While not many people talk about production pipelines in their every day work, they’re a factor in any and every industry out there. Every product you have ever used, every meal you have ever eaten, everything you have ever accomplished has had some sort of pipeline. Whether or not the production of said thing was designed or just happened, it had a pipeline.
Optimization is exciting.
Pipelines are what fascinate me about the world. Top to bottom maps of products in, product out are exciting. If you analyze pipelines from one business, you can take the lessons learned from other seemingly unrelated businesses. If you’re not learning lessons from and stealing from others, you’re probably doing it wrong.
Alternatively, as part of Toyota’s philosophy is a process of continuous improvement called Kaizen. The concept is essentially that the people doing the work, make continuous improvements in their process. Everyone is working towards the same goal and everyone has input on how to make everything work more efficiently. There’s more to it. Read about it at the website for the Kaizen Institute.
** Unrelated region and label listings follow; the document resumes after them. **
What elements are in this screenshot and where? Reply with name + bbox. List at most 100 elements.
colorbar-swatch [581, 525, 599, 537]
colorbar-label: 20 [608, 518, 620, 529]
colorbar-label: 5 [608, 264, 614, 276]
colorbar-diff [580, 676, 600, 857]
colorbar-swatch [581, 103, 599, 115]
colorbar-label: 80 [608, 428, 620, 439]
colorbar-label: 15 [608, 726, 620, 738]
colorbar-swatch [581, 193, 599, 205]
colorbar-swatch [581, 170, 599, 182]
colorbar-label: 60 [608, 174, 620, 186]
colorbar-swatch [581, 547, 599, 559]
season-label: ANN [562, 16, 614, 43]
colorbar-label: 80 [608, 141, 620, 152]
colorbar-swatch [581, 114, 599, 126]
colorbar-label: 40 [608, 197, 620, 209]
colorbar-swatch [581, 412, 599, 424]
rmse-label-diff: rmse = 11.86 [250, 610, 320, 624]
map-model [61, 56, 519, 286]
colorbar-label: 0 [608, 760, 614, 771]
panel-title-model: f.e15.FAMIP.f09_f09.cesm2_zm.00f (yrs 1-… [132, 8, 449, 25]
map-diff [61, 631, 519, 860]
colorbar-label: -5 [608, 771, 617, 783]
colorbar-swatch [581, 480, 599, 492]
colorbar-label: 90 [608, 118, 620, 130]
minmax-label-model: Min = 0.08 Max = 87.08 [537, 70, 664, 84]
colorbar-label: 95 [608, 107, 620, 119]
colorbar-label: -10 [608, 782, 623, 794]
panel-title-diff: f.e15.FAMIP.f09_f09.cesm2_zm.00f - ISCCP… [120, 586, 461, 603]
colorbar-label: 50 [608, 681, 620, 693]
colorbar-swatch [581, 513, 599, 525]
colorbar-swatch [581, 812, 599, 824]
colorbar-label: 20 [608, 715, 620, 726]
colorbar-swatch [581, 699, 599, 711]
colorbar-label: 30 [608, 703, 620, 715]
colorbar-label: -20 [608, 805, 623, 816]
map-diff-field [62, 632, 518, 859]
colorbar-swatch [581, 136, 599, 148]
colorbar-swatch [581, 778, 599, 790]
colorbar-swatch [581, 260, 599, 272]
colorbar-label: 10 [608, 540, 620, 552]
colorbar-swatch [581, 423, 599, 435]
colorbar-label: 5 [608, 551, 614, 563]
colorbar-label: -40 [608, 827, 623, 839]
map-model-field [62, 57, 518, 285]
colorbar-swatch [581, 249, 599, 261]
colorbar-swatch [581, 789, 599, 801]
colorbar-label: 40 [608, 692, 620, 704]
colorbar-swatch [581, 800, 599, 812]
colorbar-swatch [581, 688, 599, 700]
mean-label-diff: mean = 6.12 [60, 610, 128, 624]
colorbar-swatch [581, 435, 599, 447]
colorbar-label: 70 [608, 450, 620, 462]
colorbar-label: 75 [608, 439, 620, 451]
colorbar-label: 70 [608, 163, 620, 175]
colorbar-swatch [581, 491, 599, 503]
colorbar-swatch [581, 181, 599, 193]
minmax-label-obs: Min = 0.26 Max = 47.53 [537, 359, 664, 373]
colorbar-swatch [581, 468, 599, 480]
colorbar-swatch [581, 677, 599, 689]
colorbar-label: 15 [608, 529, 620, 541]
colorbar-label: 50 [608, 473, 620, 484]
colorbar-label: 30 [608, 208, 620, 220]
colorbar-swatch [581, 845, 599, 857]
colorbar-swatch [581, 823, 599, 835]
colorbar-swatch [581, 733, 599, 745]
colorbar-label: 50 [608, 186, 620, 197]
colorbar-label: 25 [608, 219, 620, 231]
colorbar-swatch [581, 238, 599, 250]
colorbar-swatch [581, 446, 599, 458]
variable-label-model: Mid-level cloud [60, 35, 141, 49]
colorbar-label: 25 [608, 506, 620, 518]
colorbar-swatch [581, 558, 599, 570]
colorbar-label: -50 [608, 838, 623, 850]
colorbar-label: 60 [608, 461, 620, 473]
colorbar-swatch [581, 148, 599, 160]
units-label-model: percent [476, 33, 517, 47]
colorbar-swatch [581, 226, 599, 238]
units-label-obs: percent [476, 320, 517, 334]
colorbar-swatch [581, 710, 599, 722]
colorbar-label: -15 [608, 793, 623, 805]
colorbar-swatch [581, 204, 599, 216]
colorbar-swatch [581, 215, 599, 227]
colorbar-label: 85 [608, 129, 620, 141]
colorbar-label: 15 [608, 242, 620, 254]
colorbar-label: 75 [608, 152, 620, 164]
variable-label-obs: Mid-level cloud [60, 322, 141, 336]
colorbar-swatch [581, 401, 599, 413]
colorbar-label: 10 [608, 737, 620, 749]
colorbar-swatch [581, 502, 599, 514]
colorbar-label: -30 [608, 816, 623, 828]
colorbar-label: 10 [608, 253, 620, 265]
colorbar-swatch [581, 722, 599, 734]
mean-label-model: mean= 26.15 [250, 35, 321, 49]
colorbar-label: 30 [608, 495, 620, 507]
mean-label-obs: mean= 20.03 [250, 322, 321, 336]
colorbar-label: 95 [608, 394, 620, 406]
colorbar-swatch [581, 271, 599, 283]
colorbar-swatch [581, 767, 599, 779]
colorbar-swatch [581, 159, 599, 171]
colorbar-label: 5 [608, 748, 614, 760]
The article I’m linking to above is talking about something called back-propagation in Deep Learning. For the purposes of the article, you don’t need to understand anything about neural networks. The article vaguely describes what they are and how lessons already used in modern computer chip architecture can be used to speed up AI processing. The beauty of the article lies in that while your business may not have anything to do with computers, processor architecture has some great lessons that you can apply to your business and efficiency. It very quickly describes how you could change and adapt your product pipeline to be more productive with the same amount of team members.